Siddikov also collaborated with ceramic artist Abdulvahid Bukhoriy, on the richly immersive Blue Room in the Gavkushon Madrasa. Drawing on ancient healing rituals in which fish become a vessel for absorbing human illness and frailties, it occupies the madrasa’s former prayer room and proved an instant draw for art aficionados and local people alike. Composed of Bukhoriy’s handcrafted blue wall and floor tiles featuring Uzbek textile motifs such as fish and flowing water, into which Siddikov’s exquisite brass-and-copper chandelier sculpture is suspended from above. It feels like entering a multi-sensory aquarium.

Photography by Felix Odell. Image courtesy of the Uzbekistan Art and Culture Development Foundation
The scale of some of the artworks in the biennial is impressive, perhaps most notably in the ruins of the Khoja Kalon mosque where Antony Gormley worked with Bukharian restorer Temur Jumaev and his team of brick-makers to create CLOSE. A collective endeavour comprising thousands of sculptural mud bricks arranged to form a labyrinth (or temple, I felt) of bodies, it was quickly dubbed “the graveyard” by locals. Walking through and around it is like moving through shadows, stepping over slumbering forms fashioned from a timeless material that could date from centuries ago – or just last week. A few days later I saw a drone view of the whole assemblage and wish that had been more widely available to visitors, as it provided a stunning and very different perspective on one of the biennial’s undisputed highlights.

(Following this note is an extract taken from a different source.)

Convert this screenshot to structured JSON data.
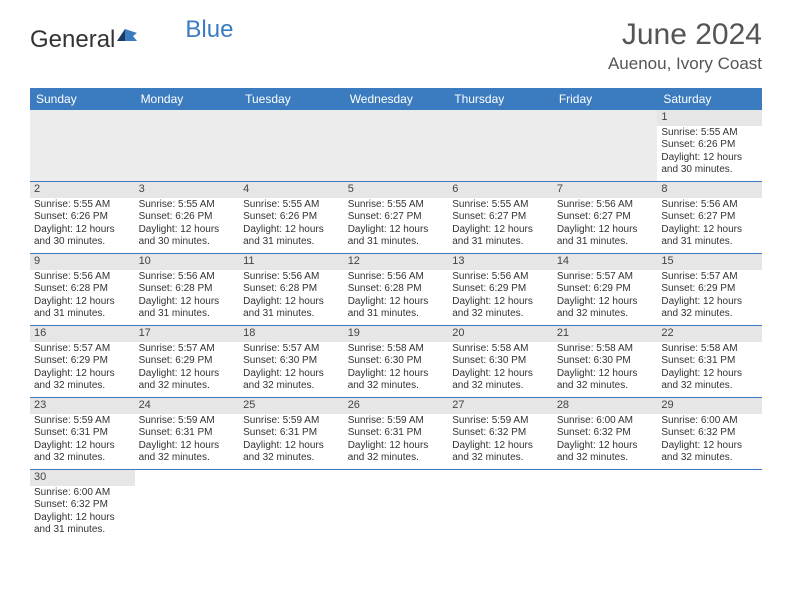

The sense of collectivity and the value of organic materials engendered in CLOSE are also central to the powerfully participatory Mur-Mur, tucked away in a corner of the Caravanserai. Here, a collaboration between artist David Soin Tappeser, the late legendary ceramicist Kubaro Babaeva and her students, and sound artist Boris Shershenkov has produced a work of great charm and impact. Piled on the floor are hundreds of handcrafted clay whistles or hushtaks, a traditional child’s toy that takes the form of a bird or fantastical creature and was used to usher out winter and ward off evil spirits. Visitors are invited to take one and play it at a collective microphone, where it is recorded and added to an evolving collective soundscape running through the course of the biennial. They are then encouraged to take their whistle home, thereby incorporating it into their lives. One of my enduring memories of my time at the biennial is the sound of children and adults alike piping and whistling their way home – a neat expression of art on the move.
So it is that Bukhara’s first biennial articulates the open movement of people and ideas, delivering what Campbell has called “an event where everyone has a place at the table”. From what could so easily have been an Orientalist pageant has sprung something altogether more innovative and valuable, disarming in its authenticity, honesty and thoughtfulness. Not only is it helping Bukhara – and Uzbekistan more widely – navigate a new identity and role in the sphere of contemporary art, but it is also fuelling synergies and long-overdue parities between creators of art and craft. Dare we hope that biennials may never be the same again?